After making less than 100 new hires in FY 2012, NRC is projected to make 200 new hires in FY 2013.
Borchardt and Chief Human Capital Officer Miriam Cohen were among the lead briefers during the NRC meeting that covered everything from employee age, retirements, and percentage of women and minority members in management roles.
NRC is still projected to have more than 3,500 “permanent staff on board” during FY 2013. The staff level has been flat in FY 2012 and FY 2013 after hitting its peak in FY 2010, said Susan Salter, the chief of NRC’s Outreach and Recruitment Branch.
NRC staff they can typically get “hundreds” of applications for general administrative posts and can attract 10-to-15 applications for posts that require a special engineering degree.

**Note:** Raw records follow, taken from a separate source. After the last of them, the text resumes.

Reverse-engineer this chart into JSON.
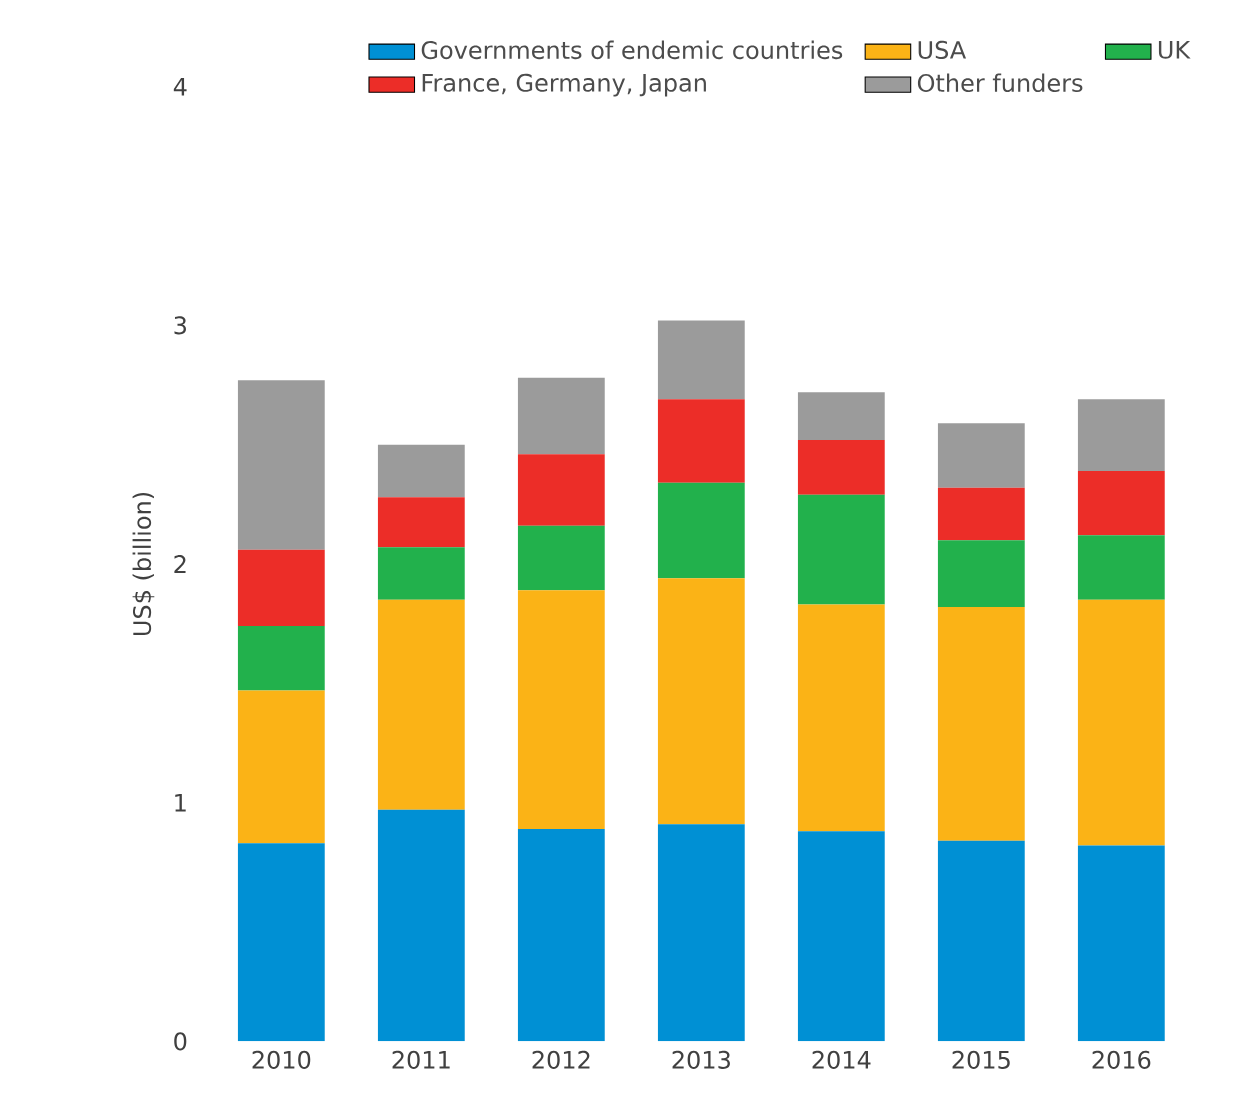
{
  "chart_data": {
    "type": "bar",
    "stacked": true,
    "ylabel": "US$ (billion)",
    "legend": "top",
    "categories": [
      "2010",
      "2011",
      "2012",
      "2013",
      "2014",
      "2015",
      "2016"
    ],
    "ylim": [
      0,
      4
    ],
    "yticks": [
      0,
      1,
      2,
      3,
      4
    ],
    "series": [
      {
        "name": "Governments of endemic countries",
        "color": "#0090d4",
        "values": [
          0.83,
          0.97,
          0.89,
          0.91,
          0.88,
          0.84,
          0.82
        ]
      },
      {
        "name": "USA",
        "color": "#fbb316",
        "values": [
          0.64,
          0.88,
          1.0,
          1.03,
          0.95,
          0.98,
          1.03
        ]
      },
      {
        "name": "UK",
        "color": "#22b14c",
        "values": [
          0.27,
          0.22,
          0.27,
          0.4,
          0.46,
          0.28,
          0.27
        ]
      },
      {
        "name": "France, Germany, Japan",
        "color": "#ec2d28",
        "values": [
          0.32,
          0.21,
          0.3,
          0.35,
          0.23,
          0.22,
          0.27
        ]
      },
      {
        "name": "Other funders",
        "color": "#9b9b9b",
        "values": [
          0.71,
          0.22,
          0.32,
          0.33,
          0.2,
          0.27,
          0.3
        ]
      }
    ]
  }
}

Staff officials told the commission that steps taken in recent years has blunted the impact of a feared “retirement tsunami” at NRC. The NRC still does have a lot of employees in their 40s, 50s and 60s, according to slides presented at the meeting.
NRC has traditionally had a lower attrition rate than most other agencies in the government. Attrition during the past year was 6% and is expected to be 5.5% in the coming year, officials said. The large majority of people leaving the agency do so because they are retiring, NRC staff officials said.
The lack of a “nuclear renaissance” in the United States has eased NRC fear a few years back that many key NRC staff might leave the regulatory agency for better paying industry jobs. Instead, NRC has actually added some experienced people from industry looking for a better work-life “balance” NRC staff officials said.
NRC still scores well in employee surveys and is still considered one of the better places to work in the federal government, NRC briefers said.